Why the contract has teeth

A compatibility claim is only useful if you can rely on it. We do three things to make that reliance reasonable:

A growing compatibility matrix. The repo’s compatibility doc tracks every Jest behavior we claim to support, what state it is in, and what known divergences exist. New issues get triaged into this matrix.

Conformance tests. A subset of Jest’s own test corpus runs against rjest in our CI. Failures are visible; they do not become permanent unless we explicitly mark them as out-of-scope (which is rare and requires justification).

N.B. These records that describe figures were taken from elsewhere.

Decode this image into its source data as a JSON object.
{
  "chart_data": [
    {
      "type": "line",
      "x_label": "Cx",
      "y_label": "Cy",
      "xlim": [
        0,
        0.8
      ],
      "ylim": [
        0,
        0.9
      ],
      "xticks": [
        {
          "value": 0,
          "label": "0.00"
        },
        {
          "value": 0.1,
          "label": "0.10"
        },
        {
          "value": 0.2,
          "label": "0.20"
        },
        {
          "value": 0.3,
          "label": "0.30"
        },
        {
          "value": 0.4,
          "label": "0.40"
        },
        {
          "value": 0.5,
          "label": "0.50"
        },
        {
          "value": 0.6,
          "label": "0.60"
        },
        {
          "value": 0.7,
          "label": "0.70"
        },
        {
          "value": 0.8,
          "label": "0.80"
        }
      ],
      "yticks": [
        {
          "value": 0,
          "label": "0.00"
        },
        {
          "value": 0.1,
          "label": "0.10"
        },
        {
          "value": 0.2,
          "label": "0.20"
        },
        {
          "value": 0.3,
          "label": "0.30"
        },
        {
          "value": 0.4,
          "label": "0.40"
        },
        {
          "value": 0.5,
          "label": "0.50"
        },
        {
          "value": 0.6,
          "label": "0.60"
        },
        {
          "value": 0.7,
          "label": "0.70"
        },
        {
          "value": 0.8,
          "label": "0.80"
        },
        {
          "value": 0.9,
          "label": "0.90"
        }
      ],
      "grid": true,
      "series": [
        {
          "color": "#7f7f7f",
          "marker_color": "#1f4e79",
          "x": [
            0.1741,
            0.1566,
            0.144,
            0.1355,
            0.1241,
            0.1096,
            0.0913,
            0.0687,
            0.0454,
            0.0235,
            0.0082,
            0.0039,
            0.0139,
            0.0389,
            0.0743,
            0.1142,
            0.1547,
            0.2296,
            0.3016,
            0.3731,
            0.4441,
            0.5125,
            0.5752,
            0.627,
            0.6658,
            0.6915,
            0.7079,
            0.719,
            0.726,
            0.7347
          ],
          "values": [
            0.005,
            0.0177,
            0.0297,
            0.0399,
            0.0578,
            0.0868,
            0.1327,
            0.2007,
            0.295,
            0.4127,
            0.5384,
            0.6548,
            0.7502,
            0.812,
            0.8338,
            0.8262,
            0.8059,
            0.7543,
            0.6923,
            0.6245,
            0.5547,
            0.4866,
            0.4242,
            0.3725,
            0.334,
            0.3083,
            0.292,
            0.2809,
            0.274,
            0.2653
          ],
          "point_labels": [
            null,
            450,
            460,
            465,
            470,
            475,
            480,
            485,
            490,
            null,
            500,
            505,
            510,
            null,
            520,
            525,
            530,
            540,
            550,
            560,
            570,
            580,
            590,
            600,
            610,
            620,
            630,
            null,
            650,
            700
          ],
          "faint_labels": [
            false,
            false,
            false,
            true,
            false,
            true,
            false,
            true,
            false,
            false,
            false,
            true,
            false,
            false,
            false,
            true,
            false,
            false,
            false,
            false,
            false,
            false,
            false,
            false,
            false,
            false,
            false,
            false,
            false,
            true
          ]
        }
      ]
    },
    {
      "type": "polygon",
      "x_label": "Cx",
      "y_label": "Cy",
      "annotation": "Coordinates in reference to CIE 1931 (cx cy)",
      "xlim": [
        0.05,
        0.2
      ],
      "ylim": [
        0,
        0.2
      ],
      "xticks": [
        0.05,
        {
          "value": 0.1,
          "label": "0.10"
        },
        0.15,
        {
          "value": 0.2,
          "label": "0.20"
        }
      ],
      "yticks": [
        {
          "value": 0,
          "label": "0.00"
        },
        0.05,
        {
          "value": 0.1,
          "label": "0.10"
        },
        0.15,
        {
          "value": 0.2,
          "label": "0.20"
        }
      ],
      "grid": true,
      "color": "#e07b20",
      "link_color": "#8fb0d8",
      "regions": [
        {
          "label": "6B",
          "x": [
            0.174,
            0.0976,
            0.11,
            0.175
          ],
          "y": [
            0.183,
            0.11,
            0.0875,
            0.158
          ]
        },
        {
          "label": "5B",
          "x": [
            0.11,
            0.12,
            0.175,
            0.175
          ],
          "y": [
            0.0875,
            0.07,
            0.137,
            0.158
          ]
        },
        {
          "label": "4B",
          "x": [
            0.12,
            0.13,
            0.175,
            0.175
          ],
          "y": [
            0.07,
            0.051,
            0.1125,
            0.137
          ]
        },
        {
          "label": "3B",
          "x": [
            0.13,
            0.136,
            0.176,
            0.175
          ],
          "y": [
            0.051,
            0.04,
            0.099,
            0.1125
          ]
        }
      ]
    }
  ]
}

Side-by-side as the first-class workflow. The first step of evaluating rjest in your repo is supposed to be “run it alongside Jest in CI and compare.” We document this pattern because we want disagreements caught early, when they are easy to fix on our side.

The cost of the contract

Honoring the contract has a cost, and that cost shapes the project.

It limits how aggressively we can pre-compile or rewrite test code. Some “free” speedups — like dropping support for dynamic jest.mock() factories that close over local variables — are not free, because real codebases use them. We do not take those shortcuts.

It rules out a “rjest 2.0 with a slightly different config.” If we ever fork the config schema, we have broken the only feature that matters for adoption. We will not.

It commits us to maintaining behaviors that are arguably bad ideas in the original. Jest has a few corners — particular interactions between mocks and module caching, particular behaviors around fake timers — that are confusing. We match them, including the confusing parts, because changing them silently is worse.

The benefit is large. The first hour with rjest in a real repo is uneventful, which is the highest praise you can give a test runner during evaluation.

What we ask in return

When a Jest behavior diverges in rjest, we want to know. The reproducer can be small. The triage on our side is fast because the contract is unambiguous: if Jest does X and rjest does Y, Y is the bug.

We also ask, gently: do not silently work around a divergence. Workarounds make the matrix invisible. File the issue first. Workaround second.

The shape of the issue tracker

You can audit the discipline by looking at how we triage bugs. A divergence report is labeled compat. Those issues have a higher priority than perf issues by default, because performance can be improved iteratively while compatibility either is or is not. If a compat issue is open and unresolved, it appears on the compatibility matrix as a known divergence — so users can make informed decisions even before we ship the fix.

This sounds bureaucratic, but it changes what we do. When we are tempted to take a shortcut that would speed up a transform but make a mock behave subtly differently, the compat discipline pulls us back. The shortcut is not a shortcut; it is a defect we have not yet paid for.

Things compatibility does not mean

A short list, because they come up:

  • Compatibility does not mean “rjest knows about every Jest plugin.” Some plugins do things in the Node-side Jest runtime that we cannot intercept from the daemon. For those, the compatibility matrix is honest about what we can and cannot run.
  • Compatibility does not mean “your existing watch-mode keystrokes work.” Watch-mode UI is a moving target across Jest versions; we match the most common workflow and document any deltas.
  • Compatibility does not mean “if you typed jest --foo, rjest also accepts --foo.” The CLI surface we honor is the one documented in the repo. Undocumented flags are unsupported. If you depended on one, please file an issue — that is how the documented surface grows.

The summary

A faster test runner is a research project. A faster test runner that runs your existing tests unchanged is an infrastructure choice. rjest is in the second category by design, and the compatibility contract is the part of the design that makes it so.

The performance work — daemon, SWC, sled, warm workers — is what we are proud of technically. The compatibility work is what makes that performance reachable in your repository this week, not next quarter. Compatibility is the cheaper-feeling half of the project to talk about. It is the half that takes more discipline to ship.